The voters of Washington DC dealt a painful blow to the cause of school reform on September 14th. Adrian Fenty, the current mayor of America’s capital, was defeated in a Democratic primary election, which means he will be out of a job at the end of the year. Almost certainly, though there is some debate about this, his departure will be accompanied by that of Michelle Rhee, the city’s schools chancellor, who has been shaking up an education system awash with failing schools, not least by working with philanthrocapitalist-backed charter schools.
Fenty and Rhee are two of the stars of a new documentary movie, “Waiting For Superman“, which is due to open next week. Made by the same people who filmed “An Inconvenient Truth” (except Al Gore), under philanthrocapitalist Jeff Skoll’s Particpant Media label, the movie makes a passionate case for the sort of reforms championed by Fenty and Rhee. A huge marketing budget, plus celebrity endorsements from the likes of Bill Gates, were supposed to make it a catalyst for a much-needed nationwide debate on education reform.

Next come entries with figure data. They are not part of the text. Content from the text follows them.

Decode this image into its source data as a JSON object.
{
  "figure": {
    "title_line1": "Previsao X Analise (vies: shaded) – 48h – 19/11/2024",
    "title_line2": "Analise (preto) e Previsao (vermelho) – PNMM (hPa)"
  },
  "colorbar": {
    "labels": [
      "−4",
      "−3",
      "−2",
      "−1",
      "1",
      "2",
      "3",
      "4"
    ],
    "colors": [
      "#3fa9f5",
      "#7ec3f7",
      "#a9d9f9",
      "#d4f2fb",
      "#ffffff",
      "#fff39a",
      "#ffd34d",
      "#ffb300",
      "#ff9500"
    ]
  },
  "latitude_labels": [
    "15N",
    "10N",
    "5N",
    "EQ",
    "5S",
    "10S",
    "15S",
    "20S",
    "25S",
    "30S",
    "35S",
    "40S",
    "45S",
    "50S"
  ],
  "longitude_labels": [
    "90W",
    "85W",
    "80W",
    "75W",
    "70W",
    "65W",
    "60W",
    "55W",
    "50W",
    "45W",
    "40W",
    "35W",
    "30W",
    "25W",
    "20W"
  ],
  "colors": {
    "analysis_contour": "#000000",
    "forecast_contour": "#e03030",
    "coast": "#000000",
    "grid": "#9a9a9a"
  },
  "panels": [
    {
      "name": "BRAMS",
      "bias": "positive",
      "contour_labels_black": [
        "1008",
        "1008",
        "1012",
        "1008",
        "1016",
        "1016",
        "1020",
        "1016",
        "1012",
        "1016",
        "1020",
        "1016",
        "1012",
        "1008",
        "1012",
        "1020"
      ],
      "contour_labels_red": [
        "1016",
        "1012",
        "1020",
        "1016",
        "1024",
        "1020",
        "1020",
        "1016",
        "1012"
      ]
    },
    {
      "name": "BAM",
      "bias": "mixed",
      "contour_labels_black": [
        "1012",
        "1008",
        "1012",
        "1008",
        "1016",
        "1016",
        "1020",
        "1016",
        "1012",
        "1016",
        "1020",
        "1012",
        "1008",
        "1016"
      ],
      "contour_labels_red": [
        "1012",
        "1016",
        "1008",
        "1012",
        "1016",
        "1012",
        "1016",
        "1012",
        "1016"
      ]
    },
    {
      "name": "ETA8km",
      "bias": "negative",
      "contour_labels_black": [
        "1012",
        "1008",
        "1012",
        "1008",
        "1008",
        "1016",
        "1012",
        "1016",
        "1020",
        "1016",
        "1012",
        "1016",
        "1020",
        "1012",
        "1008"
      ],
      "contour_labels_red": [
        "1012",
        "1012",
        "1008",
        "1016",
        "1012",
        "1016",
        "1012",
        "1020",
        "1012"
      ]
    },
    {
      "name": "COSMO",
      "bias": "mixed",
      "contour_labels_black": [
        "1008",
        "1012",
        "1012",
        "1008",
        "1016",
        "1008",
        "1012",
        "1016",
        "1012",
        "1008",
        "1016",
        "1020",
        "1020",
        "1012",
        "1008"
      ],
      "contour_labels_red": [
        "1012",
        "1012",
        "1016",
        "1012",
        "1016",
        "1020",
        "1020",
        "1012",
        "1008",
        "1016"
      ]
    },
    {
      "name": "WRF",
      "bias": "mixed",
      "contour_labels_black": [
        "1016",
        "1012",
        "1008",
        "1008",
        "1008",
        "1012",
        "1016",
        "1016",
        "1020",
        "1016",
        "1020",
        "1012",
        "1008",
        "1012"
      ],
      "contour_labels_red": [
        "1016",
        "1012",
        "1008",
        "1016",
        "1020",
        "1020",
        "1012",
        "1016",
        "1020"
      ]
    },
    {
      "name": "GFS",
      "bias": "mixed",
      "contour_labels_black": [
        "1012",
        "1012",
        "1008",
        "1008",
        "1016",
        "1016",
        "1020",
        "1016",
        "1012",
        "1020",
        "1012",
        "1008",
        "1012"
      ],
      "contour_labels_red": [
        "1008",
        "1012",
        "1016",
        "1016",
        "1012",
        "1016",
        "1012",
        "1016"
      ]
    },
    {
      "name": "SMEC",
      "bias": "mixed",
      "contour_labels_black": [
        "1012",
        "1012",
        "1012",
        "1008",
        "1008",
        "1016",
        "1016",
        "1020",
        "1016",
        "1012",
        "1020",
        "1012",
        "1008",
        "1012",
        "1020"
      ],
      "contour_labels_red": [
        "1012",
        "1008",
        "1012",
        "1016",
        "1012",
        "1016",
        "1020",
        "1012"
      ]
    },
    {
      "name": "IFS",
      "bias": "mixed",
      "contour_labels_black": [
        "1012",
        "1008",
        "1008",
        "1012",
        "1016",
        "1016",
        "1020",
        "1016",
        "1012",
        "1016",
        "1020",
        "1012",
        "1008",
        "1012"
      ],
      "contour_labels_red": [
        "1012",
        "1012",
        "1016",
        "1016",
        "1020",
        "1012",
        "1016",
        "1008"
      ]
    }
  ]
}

On the face of it, the defeat of these two stars – Fenty and Rhee – is a blow to the movie’s strategy, though you could argue that all publicity is good publicity. Certainly, their defeat reinforces the movie’s message that education reform is hard and won’t happen unless the public get behind it. Critics of Fenty and Rhee point out that it was their confrontational style, especially in taking on the teachers unions, that was their undoing. Bill Gates has lately been making nice to the unions – but will that really deliver the sort of transformational change that is needed?
Whilst Melody Barnes, President Obama’s Domestic Policy advisor, told The Economist’s Human Potential conference on September 15th that a reversal in DC, if that is what this is (she points out that the city has just received a big Race to the Top grant to support school reform, which should encourage any successor to continue Rhee’s program), should not be seen as a reversal in the country as a whole, where the pro-charter school reform movement continues to accelerate. Maybe. But it is hard not to fear that America’s poorly served school children will now be waiting even longer for Super Man.